No offense, but I am getting on my soap box today.
One afternoon last week my 8th grader Mary came home and told me her lab partner turned to her during class and said, "No offense, but I really don't want to work with you."
The next day seven-year-old Dorothy got off the school bus and shared that after hearing her rendition of Tomorrow from Little Orphan Annie, her classmate said to her, "No offense, but that sounded horrible."
Though it has its place, saying "no offense" before a statement does not give a person license to drop a verbal bomb.
What's next? No offense, but...
---I am superior to you in every way.
Not long ago, I was telling a friend what a pistol my four-year-old Silas is. After describing several of his antics and my responses to them, she simply said, "He is the baby," then quickly added, "No offense."
"None taken," I said, as I know she was just trying to help me see Silas from a different perspective, telling me as a friend. Being the baby of eight myself, I got it.

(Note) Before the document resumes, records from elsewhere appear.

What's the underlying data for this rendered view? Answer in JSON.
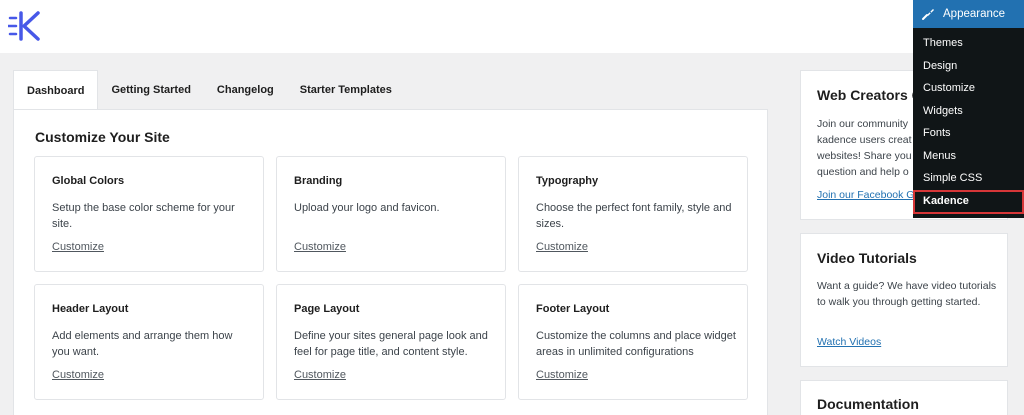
{
  "logo": {
    "icon": "kadence-logo-icon",
    "color": "#4758e8"
  },
  "tabs": [
    {
      "label": "Dashboard"
    },
    {
      "label": "Getting Started"
    },
    {
      "label": "Changelog"
    },
    {
      "label": "Starter Templates"
    }
  ],
  "main": {
    "title": "Customize Your Site",
    "cards": [
      {
        "title": "Global Colors",
        "desc": "Setup the base color scheme for your site.",
        "link": "Customize"
      },
      {
        "title": "Branding",
        "desc": "Upload your logo and favicon.",
        "link": "Customize"
      },
      {
        "title": "Typography",
        "desc": "Choose the perfect font family, style and sizes.",
        "link": "Customize"
      },
      {
        "title": "Header Layout",
        "desc": "Add elements and arrange them how you want.",
        "link": "Customize"
      },
      {
        "title": "Page Layout",
        "desc": "Define your sites general page look and feel for page title, and content style.",
        "link": "Customize"
      },
      {
        "title": "Footer Layout",
        "desc": "Customize the columns and place widget areas in unlimited configurations",
        "link": "Customize"
      }
    ]
  },
  "sidebar": {
    "community": {
      "title": "Web Creators C",
      "desc": "Join our community kadence users creat websites! Share you question and help o",
      "link": "Join our Facebook G"
    },
    "video": {
      "title": "Video Tutorials",
      "desc": "Want a guide? We have video tutorials to walk you through getting started.",
      "link": "Watch Videos"
    },
    "docs": {
      "title": "Documentation"
    }
  },
  "admin_menu": {
    "header": "Appearance",
    "header_icon": "paintbrush-icon",
    "items": [
      "Themes",
      "Design",
      "Customize",
      "Widgets",
      "Fonts",
      "Menus",
      "Simple CSS",
      "Kadence"
    ],
    "current": "Kadence",
    "accent": "#2271b1",
    "highlight_color": "#d63638"
  }
}
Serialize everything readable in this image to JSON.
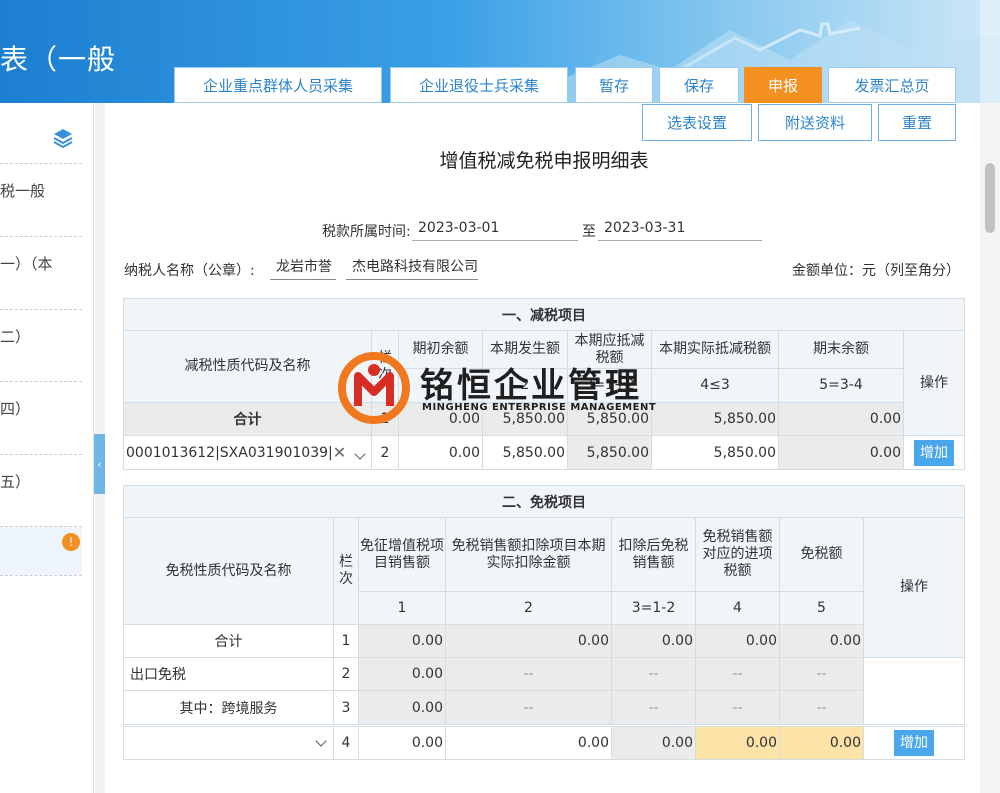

It all comes down to teaching kids manners; reinforcing plain, old-fashioned common courtesy. Instructing kids on what is appropriate to say to someone and urging them to check their motives for saying it. And reminding them that because people have feelings, it is not acceptable to say everything and anything that pops into their heads--no matter how much better it might make them feel.
No offense, but if we don't remind them, who will?